- The Washington Times - Friday, July 17, 2009

TURNBERRY, Scotland | Ponytailed Spanish veteran Miguel Angel Jimenez capped a day for the aged Thursday at the 138th British Open, closing with a 50-foot birdie at Turnberry to post a 64 and claim a one-stroke edge on a leader board highlighted by 59-year-old Tom Watson (65).

“We look at the sea, and it looks like we are not in Scotland,” Jimenez said of placid opening-round conditions. “You can’t ask a better day to play. No windy, no nothing.”

Though he has 15 career European Tour victories and seven top-10 finishes in golf’s majors, Jimenez, 45, parlayed Thursday’s perfect scoring conditions into his first overnight lead at a major. His birdie-birdie finish propelled him by Watson and a host of other aging former champions, including Mark O’Meara (67), Mark Calcavecchia (67) and Tom Lehman (68).

“Not bad for an almost-60-year-old, is it?” said Watson, who collected the second of his five Open titles at Turnberry in 1977’s Duel in the Sun and added a Senior British Open victory on the Ayrshire links in 2003. “I don’t live in the past, but [the Duel in the Sun] certainly is at the forefront of a lot of conversations this week. Sure, I drew some inspiration from that.”

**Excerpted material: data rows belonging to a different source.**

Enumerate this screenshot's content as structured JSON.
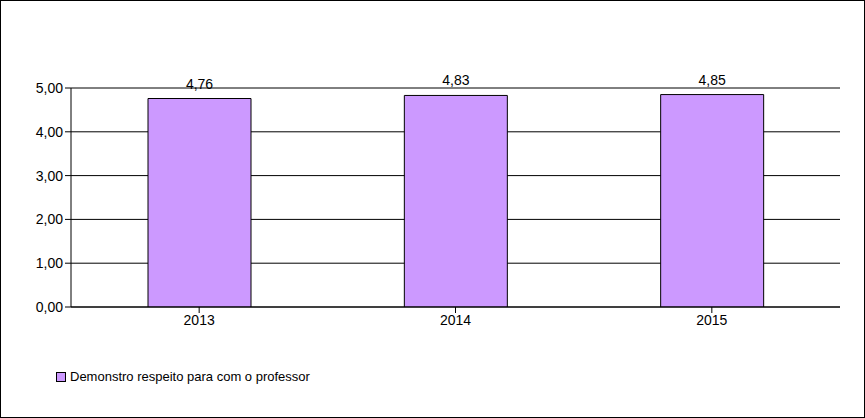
{
  "chart_data": {
    "type": "bar",
    "categories": [
      "2013",
      "2014",
      "2015"
    ],
    "series": [
      {
        "name": "Demonstro respeito para com o professor",
        "color": "#cc99ff",
        "values": [
          4.76,
          4.83,
          4.85
        ],
        "value_labels": [
          "4,76",
          "4,83",
          "4,85"
        ]
      }
    ],
    "ylim": [
      0,
      5
    ],
    "yticks": [
      {
        "value": 0,
        "label": "0,00"
      },
      {
        "value": 1,
        "label": "1,00"
      },
      {
        "value": 2,
        "label": "2,00"
      },
      {
        "value": 3,
        "label": "3,00"
      },
      {
        "value": 4,
        "label": "4,00"
      },
      {
        "value": 5,
        "label": "5,00"
      }
    ],
    "grid": true,
    "data_labels": true,
    "legend": "bottom-left"
  }
}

Neither of Watson’s Thursday playing partners was born 32 years ago, when Watson dropped Nicklaus by a stroke in arguably the greatest major championship ever played. But Sergio Garcia (70) appreciated Watson’s performance.

“The quality of the shots he hit was awesome to watch,” the 29-year-old Spaniard said.

Perhaps the most stunning feature of Watson’s 5-under effort on the 7,204-yard layout was just how seemingly easily it was accomplished. Sure, there was hardly a wisp of wind to defend the Ailsa Course, but Watson hit all but two fairways and found 15 greens in regulation during his bogey-free stroll.

“I think there was some spirituality out there today. Just the serenity of it was pretty neat,” Watson said. “I feel inspired playing here.”

Golf’s other “TW” lacked that inspiration. World No. 1 Tiger Woods sagged to a first-round 71 defined by repeated adventures in Turnberry’s wicked rough.

“Well, I hit a couple of shots to the right and [three-putted] a hole from about 15 feet, and I didn’t take advantage of the [par-5] 17th. So there you have it,” said Woods, who hit just eight fairways. “I made a few mistakes. Hopefully tomorrow I can play a little better, clean it up and get myself headed in the right direction.”

Woods fought every aspect of his game. He repeatedly missed right off the tee, even losing a 4-iron into the deep rough at the 14th. Disconcerting in its inconsistency, he then missed a handful of approaches left. And he failed to find his feel on the greens, routinely playing too much break and missing high from the 15-foot range.

Although two victories in his past three starts answered all questions concerning his rebuilt left knee, Woods hasn’t looked himself in the first two majors this season, struggling early and fading at the tape to tie for sixth at both the Masters and U.S. Open.

Between his staggering start on a perfect scoring day and the absence of swing instructor Hank Haney (who didn’t accompany his man to a major for the first time), Woods now faces a brutal climb back into contention from behind 67 players.